Junge Revoluzzer

Drømmen - DER TRAUM

Ein 13-Jähriger rebelliert in seinem Dorf gegen die brutale Prügel durch den autoritären Schulleiter und fordert gegen alle Widerstände Gerechtigkeit ein. Damit ist der Plot von Niels Arden Oplevs Drømmen, so der dänische Originaltitel von DER TRAUM, kurz umrissen. Dahinter verbirgt sich ein wundervoller Streifen über die Unabdingbarkeit von Mut, Solidarität und einer gewissen Fähigkeit zur Utopie für unser gesellschaftliches Zusammenleben. Aufgehängt an der zentralen Frage, warum Kinder nicht soviel wie Erwachsene zählen, erzählt der Regisseur die Geschichte des jungen Frits, der auf dem Bauernhof seiner Eltern in Dänemark aufwächst. Das Hauptproblem des Jungen ist sein Schulleiter. Dieser herrscht mit harter Hand über seine Schule und die Schüler. Sein Einfluss hört jedoch bei den Schülern nicht auf. Auch der Schulvorstand scheint sich bedingungslos hinter den "verdienstvollen" Despoten zu stellen. 

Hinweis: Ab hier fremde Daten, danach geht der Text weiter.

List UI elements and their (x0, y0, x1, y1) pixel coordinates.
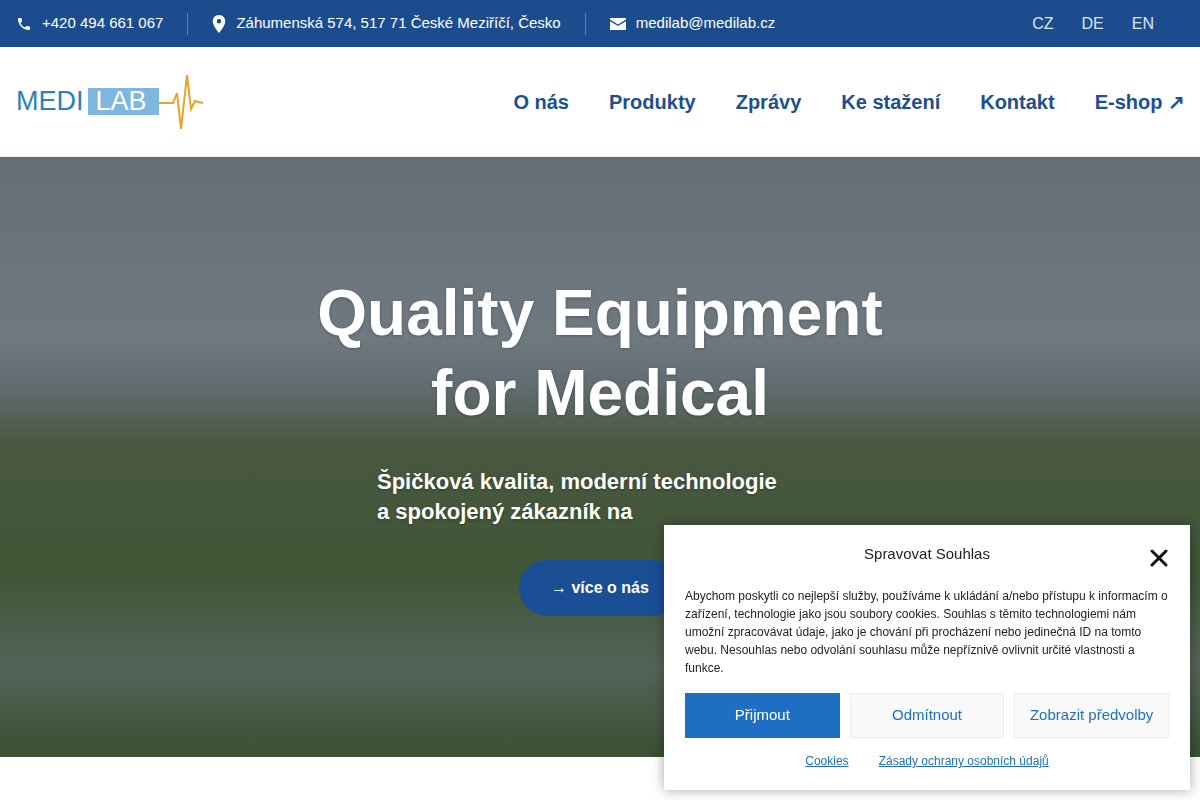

Frits, als Neuling, dessen Dorfschule geschlossen wurde, macht schnell mit den fragwürdigen Erziehungsmethoden des Direktors Bekanntschaft. Einer seiner Mitschüler bekommt eine Tracht Prügel, und Frits ist der einzige, der das offenkundig anstößig findet. Seine Mitschüler schauen dementsprechend verdutzt, als er ihre Schaulust am Fenster des Direktors kritisiert. Kinder sind manchmal Monster, vor allem zu Ihresgleichen, was Frits als Retourkutsche schnell zu spüren bekommt: Auch er landet nach einem Zwischenfall beim Direktor. Nur endet der Schultag für ihn beim Arzt - der Direktor hat ihm beinahe ein Ohr abgerissen. Frits Zorn ist angestachelt, und auch seine Eltern sind erbost. 

Janus Dissing Rathke spielt Frits. Und vom Fleck weg ist man auf der Seite des Jungen. Ein smarter, gutaussehender Blondschopf von 13 Jahren, der mit seiner Strubbelfrisur so gar nicht in die Schulgemeinschaft passt. Im Verlauf des Films wird daraus sogar noch ein Irokesenschnitt werden. Wenn Frits Vater wegen Depressionen in die Psychiatrie gehen muss, wird aus dem jungen Revoluzzer wieder ein verletzlicher Junge. Dissing Rathke verleiht beiden eine unglaubliche Präsenz auf der Leinwand. So einen gab’s schonmal im Europäischen Kino. Und seine Figur musste sich ebenso gegen Erwachsene durchsetzen, wie Frits: Jamie Bell! BILLY ELLIOT, die charmante Geschichte des jungen Billy, der gegen alle Widerstände seiner englischen Bergarbeiterstadt seinen Weg zum Ballettänzer durchsetzt, scheint Pate gestanden zu haben für DER TRAUM. Der Subtext beider Filme ist politisch, BILLY ELLIOT spielt 1984, zu den Zeiten der Bergarbeiterstreiks in den Kohleminen Großbritanniens. DER TRAUM ist 1969 angesiedelt, die Protestbewegung in Dänemark, wie überall in Europa und Amerika, hat sich formiert, und Frits sieht auf dem ersten Fernseher der Familie Martin Luther King und seinen Kampf gegen die Unterdrückung der Schwarzen. 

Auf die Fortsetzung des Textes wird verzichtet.